The year is 1926, and Shanghai hums to the tune of debauchery.
A blood feud between two gangs runs the streets red, leaving the city helpless in the grip of chaos. At the heart of it all is eighteen-year-old Juliette Cai, a former flapper who has returned to assume her role as the proud heir of the Scarlet Gang—a network of criminals far above the law. Their only rivals in power are the White Flowers, who have fought the Scarlets for generations. And behind every move is their heir, Roma Montagov, Juliette’s first love…and first betrayal.
But when gangsters on both sides show signs of instability culminating in clawing their own throats out, the people start to whisper. Of a contagion, a madness. Of a monster in the shadows. As the deaths stack up, Juliette and Roma must set their guns—and grudges—aside and work together, for if they can’t stop this mayhem, then there will be no city left for either to rule.
Apparently I’m the girl that just doesn’t get along with highly anticipated reads. I originally picked this book up because it sounded like an awesome premise.

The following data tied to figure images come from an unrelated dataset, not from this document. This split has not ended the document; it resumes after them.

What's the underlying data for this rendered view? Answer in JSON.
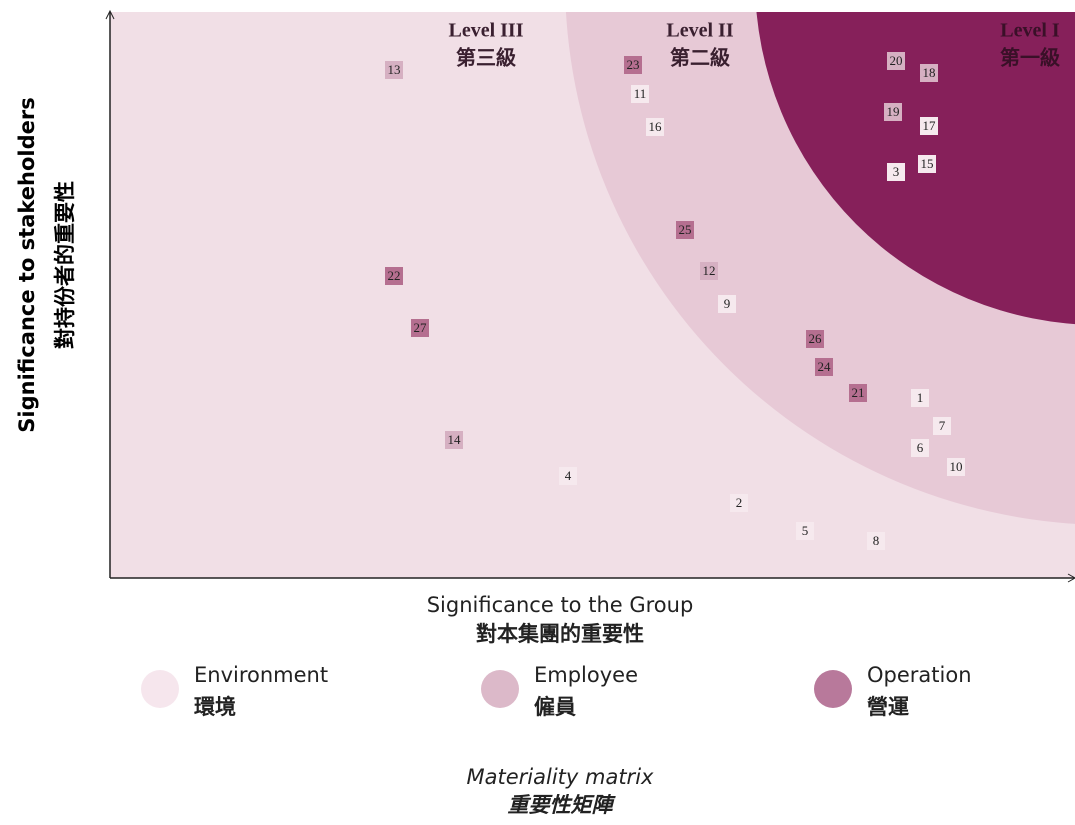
{
  "axes": {
    "y_en": "Significance to stakeholders",
    "y_zh": "對持份者的重要性",
    "x_en": "Significance to the Group",
    "x_zh": "對本集團的重要性"
  },
  "levels": [
    {
      "en": "Level III",
      "zh": "第三級"
    },
    {
      "en": "Level II",
      "zh": "第二級"
    },
    {
      "en": "Level I",
      "zh": "第一級"
    }
  ],
  "legend": [
    {
      "en": "Environment",
      "zh": "環境",
      "items": [
        "11",
        "16",
        "17",
        "3",
        "15",
        "9",
        "1",
        "7",
        "6",
        "10",
        "4",
        "2",
        "5",
        "8"
      ]
    },
    {
      "en": "Employee",
      "zh": "僱員",
      "items": [
        "13",
        "20",
        "18",
        "19",
        "12",
        "14"
      ]
    },
    {
      "en": "Operation",
      "zh": "營運",
      "items": [
        "23",
        "25",
        "22",
        "27",
        "26",
        "24",
        "21"
      ]
    }
  ],
  "caption": {
    "en": "Materiality matrix",
    "zh": "重要性矩陣"
  }
}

A romeo & Juliet retelling set in 1920s Shangai. I’m a massive fan of storytelling set in Asia but man alive, there is just no world building whatsoever. I didn’t feel transported to another time, I didn’t really get a feel for the culture or the way of life. I really needed more in that regard.
The characterisation was weak. I didn’t feel connected to any of the characters. Juliet was written as a strong and independent woman but I just found her incredibly winey and childish. As the heir to the Scarlet gang she seemed more interested in maintaining her poker face with Romo. Likewise, he was the same but male. Never felt any affection for either and for a romantic retelling, it felt a bit soulless.
The first couple of hundred pages was a complete info dump and to say I was exceedingly bored was an understatement. The book didn’t need to be as long as it did and a lot of the narrative was endless descriptions and no action.
I would like to thank Hodder and Stoughton for the opportunity to read the arc.
ABOUT CHLOE GONG
Chloe Gong is an undergraduate at the University of Pennsylvania, double-majoring in English and International Relations. Born in Shanghai and raised in Auckland, New Zealand, she now lives at the top of a crumbling, ivory tower in Philadelphia (also known as student housing).
After devouring the entire YA section of her local library, she started writing her own novels at age 13 to keep herself entertained, and has been highly entertained ever since. Chloe has been known to mysteriously appear by chanting “Romeo and Juliet is one of Shakespeare’s best plays and doesn’t deserve its slander in pop culture” into a mirror three times. Her debut novel, THESE VIOLENT DELIGHTS, is being published by Margaret K. McElderry/S&S in 2020 with a sequel to follow in 2021. She is represented by the wonderful Laura Crockett at TriadaUS Literary Agency.